A health ministry panel agreed Friday that doctors in Japan should be able to use a new domestically produced influenza drug to treat people who get infected with the deadly Ebola virus, although it has not yet been approved for such use.

Favipiravir, marketed as Avigan Tablet, has drawn renewed attention after a French nurse recovered from Ebola after taking it in conjunction with two other types of medicine made in the United States and Canada.

Another Ebola patient who received favipiravir, developed by Toyama Chemical Co., a unit of Fujifilm Holdings Corp., has reportedly recovered in Spain.

There is no officially approved vaccine or drug available to effectively treat Ebola patients yet, but the outbreak in West Africa has accelerated efforts to find one.

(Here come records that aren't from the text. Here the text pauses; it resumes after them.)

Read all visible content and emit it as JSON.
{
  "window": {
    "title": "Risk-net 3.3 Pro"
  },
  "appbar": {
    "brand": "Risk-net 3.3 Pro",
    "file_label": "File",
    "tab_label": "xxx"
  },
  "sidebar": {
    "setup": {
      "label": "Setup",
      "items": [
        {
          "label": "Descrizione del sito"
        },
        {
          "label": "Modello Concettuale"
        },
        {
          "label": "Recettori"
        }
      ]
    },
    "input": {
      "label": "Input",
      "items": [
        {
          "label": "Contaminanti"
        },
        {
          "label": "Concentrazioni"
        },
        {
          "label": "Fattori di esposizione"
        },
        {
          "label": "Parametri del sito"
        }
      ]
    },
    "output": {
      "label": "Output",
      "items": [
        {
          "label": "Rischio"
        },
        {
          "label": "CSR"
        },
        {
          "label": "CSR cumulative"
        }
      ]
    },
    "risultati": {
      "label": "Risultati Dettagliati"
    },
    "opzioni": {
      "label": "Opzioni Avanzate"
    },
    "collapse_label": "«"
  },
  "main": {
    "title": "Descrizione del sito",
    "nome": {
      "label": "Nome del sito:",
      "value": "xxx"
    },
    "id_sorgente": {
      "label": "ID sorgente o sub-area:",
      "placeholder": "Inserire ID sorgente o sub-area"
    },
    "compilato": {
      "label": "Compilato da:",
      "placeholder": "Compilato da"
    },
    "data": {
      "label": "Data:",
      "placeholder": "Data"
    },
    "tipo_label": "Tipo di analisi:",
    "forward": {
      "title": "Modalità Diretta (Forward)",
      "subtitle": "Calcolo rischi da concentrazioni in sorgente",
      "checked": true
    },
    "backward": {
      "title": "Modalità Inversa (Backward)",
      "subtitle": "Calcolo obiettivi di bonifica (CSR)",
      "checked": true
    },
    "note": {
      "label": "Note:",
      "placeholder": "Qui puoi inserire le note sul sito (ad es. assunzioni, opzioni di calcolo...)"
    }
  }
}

Favipiravir is believed to be effective and is also the only medicine available in Japan. Animal tests have shown that the drug carries a risk of birth defects.

In urgent cases, doctors in Japan are allowed to use an unapproved medicine.

Given the limited number of experts who have experience treating infectious high-risk diseases such as Ebola in Japan, the Health, Labor and Welfare Ministry plans to offer advice to physicians on specific protocols to use when they feel they have to use the drug.

Japan has enough favipiravir on hand to treat about 20,000 people. Approved as a flu treatment in March, it has been stocked for shipment at the request of the health ministry to fight an outbreak of a new strain of flu.